A year ago on May 30, 2020 my Fairfax District neighborhood exploded with protests against police brutality and pro-BLM movement in the wake of George Floyd’s death. These demonstrations led to riots and destruction. There was looting of local shops and businesses. There were broken windows. There were cars burning on the corners of my street and beyond. On May 31, 2020, the shattered glass didn’t obscure what was most visible to the naked eye. And that is all the neighbors coming out with brooms and rags to clean the damage of the graffiti, devastation and the broken human spirit. 

The happiest individuals are those who do the most to make others useful and happy.

A year later: May 30, 2021. It is hard to imagine that just a year ago my street was burning and there were about a 100 or more police officers in riot gear striving to stop the destruction, to save lives, and to put out the fires of the burning cars. It is May gray in Los Angeles. It is Memorial Day Weekend Sunday. It is quiet. The birds are chirping. And through their music, I remember and reflect. Not to blame or find fault, but to honor and to grow; to remember those who served our country and the ones who, with their very lives, showed us how to live; to do a “kintsugi” of a year past. 

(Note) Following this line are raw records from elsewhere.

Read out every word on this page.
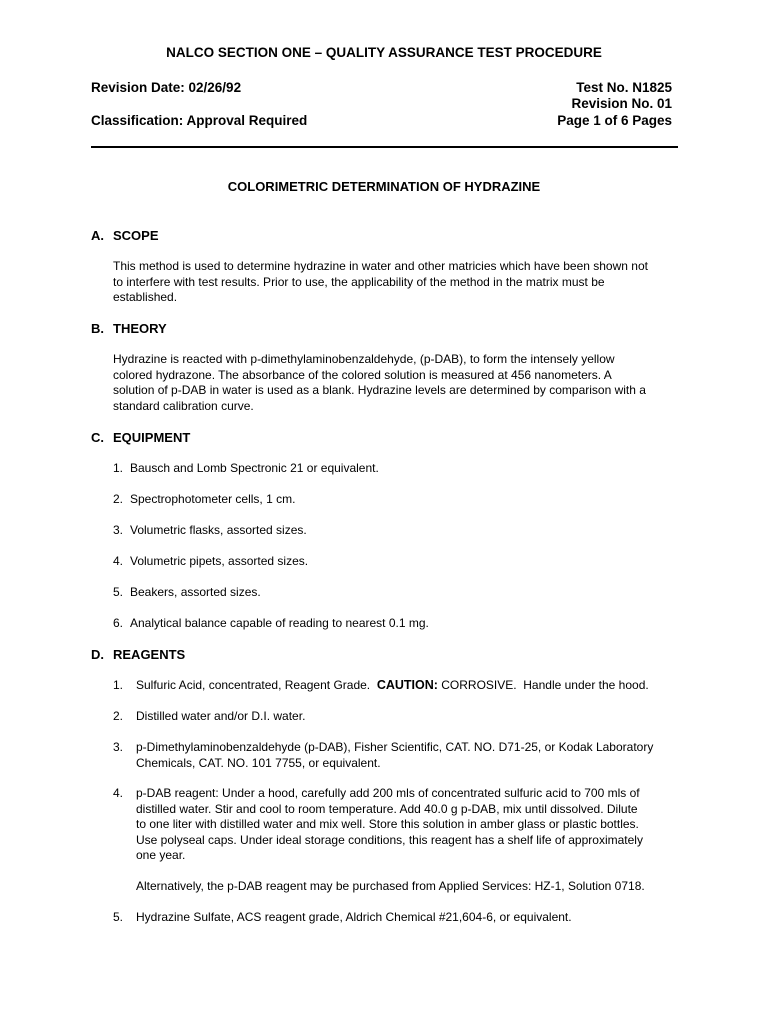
NALCO SECTION ONE – QUALITY ASSURANCE TEST PROCEDURE
Revision Date: 02/26/92	Test No. N1825
Revision No. 01
Classification: Approval Required	Page 1 of 6 Pages
COLORIMETRIC DETERMINATION OF HYDRAZINE
A. SCOPE
This method is used to determine hydrazine in water and other matricies which have been shown not
to interfere with test results. Prior to use, the applicability of the method in the matrix must be
established.
B. THEORY
Hydrazine is reacted with p-dimethylaminobenzaldehyde, (p-DAB), to form the intensely yellow
colored hydrazone. The absorbance of the colored solution is measured at 456 nanometers. A
solution of p-DAB in water is used as a blank. Hydrazine levels are determined by comparison with a
standard calibration curve.
C. EQUIPMENT
1. Bausch and Lomb Spectronic 21 or equivalent.
2. Spectrophotometer cells, 1 cm.
3. Volumetric flasks, assorted sizes.
4. Volumetric pipets, assorted sizes.
5. Beakers, assorted sizes.
6. Analytical balance capable of reading to nearest 0.1 mg.
D. REAGENTS
1. Sulfuric Acid, concentrated, Reagent Grade.  CAUTION: CORROSIVE.  Handle under the hood.
2. Distilled water and/or D.I. water.
3. p-Dimethylaminobenzaldehyde (p-DAB), Fisher Scientific, CAT. NO. D71-25, or Kodak Laboratory
Chemicals, CAT. NO. 101 7755, or equivalent.
4. p-DAB reagent: Under a hood, carefully add 200 mls of concentrated sulfuric acid to 700 mls of
distilled water. Stir and cool to room temperature. Add 40.0 g p-DAB, mix until dissolved. Dilute
to one liter with distilled water and mix well. Store this solution in amber glass or plastic bottles.
Use polyseal caps. Under ideal storage conditions, this reagent has a shelf life of approximately
one year.
Alternatively, the p-DAB reagent may be purchased from Applied Services: HZ-1, Solution 0718.
5. Hydrazine Sulfate, ACS reagent grade, Aldrich Chemical #21,604-6, or equivalent.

“Kintsugi,” aka golden joinery, is a XV century Japanese art form and a technique to mend broken ceramics with gold-dusted lacquer. Kintsugi doesn’t hide the breakage, nor the flaws. Instead, it honors and celebrates them in reverence for the troubled history of that particular object. Subsequently, the mended piece becomes more valuable than it was in its new state. 

The golden seams make the surface much more valuable. Have you been able to look at your heart this way? All the hurts, all the pains, and all the mistakes are not only a blueprint for life lived, but also an invitation to vulnerability that equals courage. 

Thus, a year after the Fairfax District, Los Angeles, CA riots, and the months that ensued, I am gluing the pieces together, repenting, reflecting and realizing that I am missing a hero. A hero that is missing in the avalanche of information that changes daily, due to social media often bringing gossip vs facts, and due to fear that comes with political correctness. 

Nevertheless, I have found him. Remember when you were little kid and you read either fairy tales or comics and you had a hero? Perhaps if you are older, your hero was the Shield or Zorro. If you are a bit younger, it might been Superman. Or your hero was a scientist, such as Albert Einstein or Marie Sklodowska Curie. Or a composer, as in Bach or Chopin. Or as a writer, Tolstoy or Hemingway. The list is endless. 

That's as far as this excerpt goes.